Money, however, remained an issue. DHCC wanted to go it alone, which would be much more lucrative for the company’s approximately 3,000 shareholders. But, the company lacked the funding, so it began searching worldwide for a partner. Over time, DHCC entertained a number of prospects, such as Casinos Austria International Holding, GMBH, which signed a letter of intent. Unfortunately, that deal did not materialize, though DHCC says the company remains interested. The search for a partner is ongoing, and in a statement, the company told its shareholders that there remains “significant interest in our gaming site, both domestically and internationally…”

But, it looked recently as if time might have finally run out on the project. The Diamondhead property is zoned as a Special Use District-Waterfront Gaming District, which permits the casino’s development. On Oct. 15, 2009, the Hancock County Planning Commission voted to approve the special use exception through Dec. 31, 2010 — with a caveat. DHCC had to submit a master plan for review before an additional extension would be granted.

Vitale said she learned of this not from the commission, but rather from a journalist. In another example of a “miracle,” Vitale had already hired a company, EDSA, to execute a master plan. She said had talked to the firm for months, and had signed a deal with EDSA in September.

Vitale is adamant that she had no inkling of the master plan requirement that the commission set forth in October when she hired EDSA the prior month. Instead, she signed EDSA because every prospect DHCC entertained wanted to execute its own master plan, which cost time. So, she decided to have a plan drawn up to forego this hurdle. That it met the commission’s requirement was a major plus.

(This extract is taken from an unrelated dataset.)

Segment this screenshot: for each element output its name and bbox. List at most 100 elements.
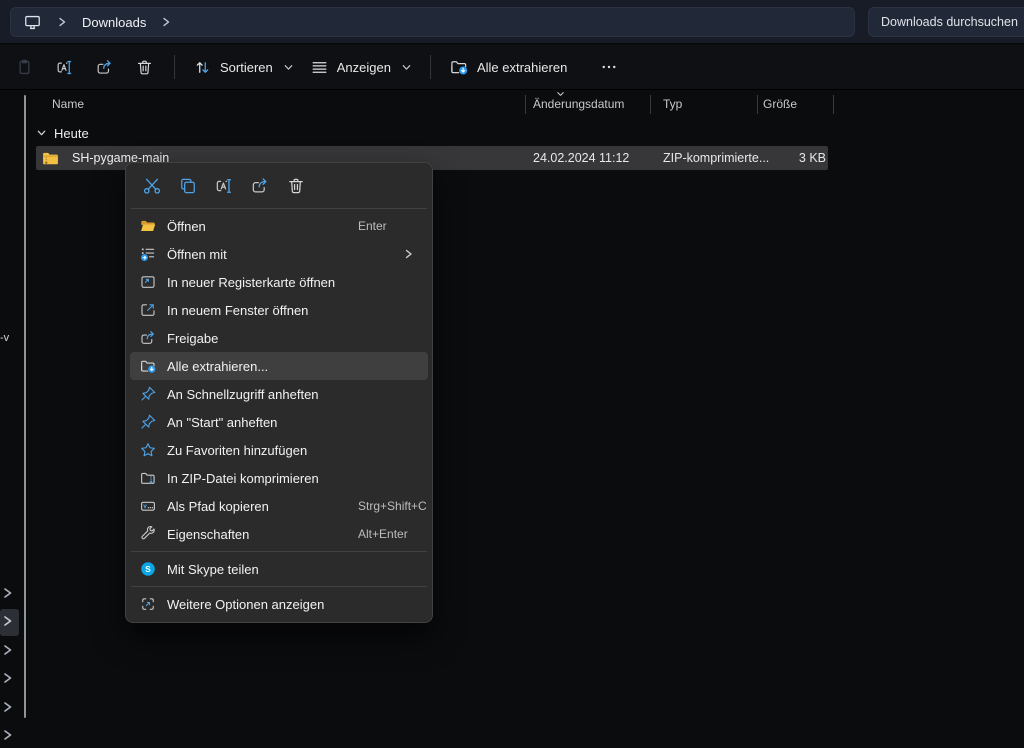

“It was another miracle,” she said.

Vitale and DHCC are soldering on. The master plan is still incomplete, but Vitale envisions a complex built in phases. Phase one would consist of a casino, hotel, entertainment center, business conference center and European health spa. Phase two could consist of condominiums and apartments while the third phase would bring a boardwalk.

After all of this time, it would seem DHCC would be driving even harder to consummate a deal. But, Vitale said the firm is not in a rush. It would get the master plan in hand, submit it to the commission and continue to market the property.

“The people of Diamondhead have been very supportive,” she said. “I have promised them that we are going to build something nice. We are not going to do anything until everybody is happy with the master plan.”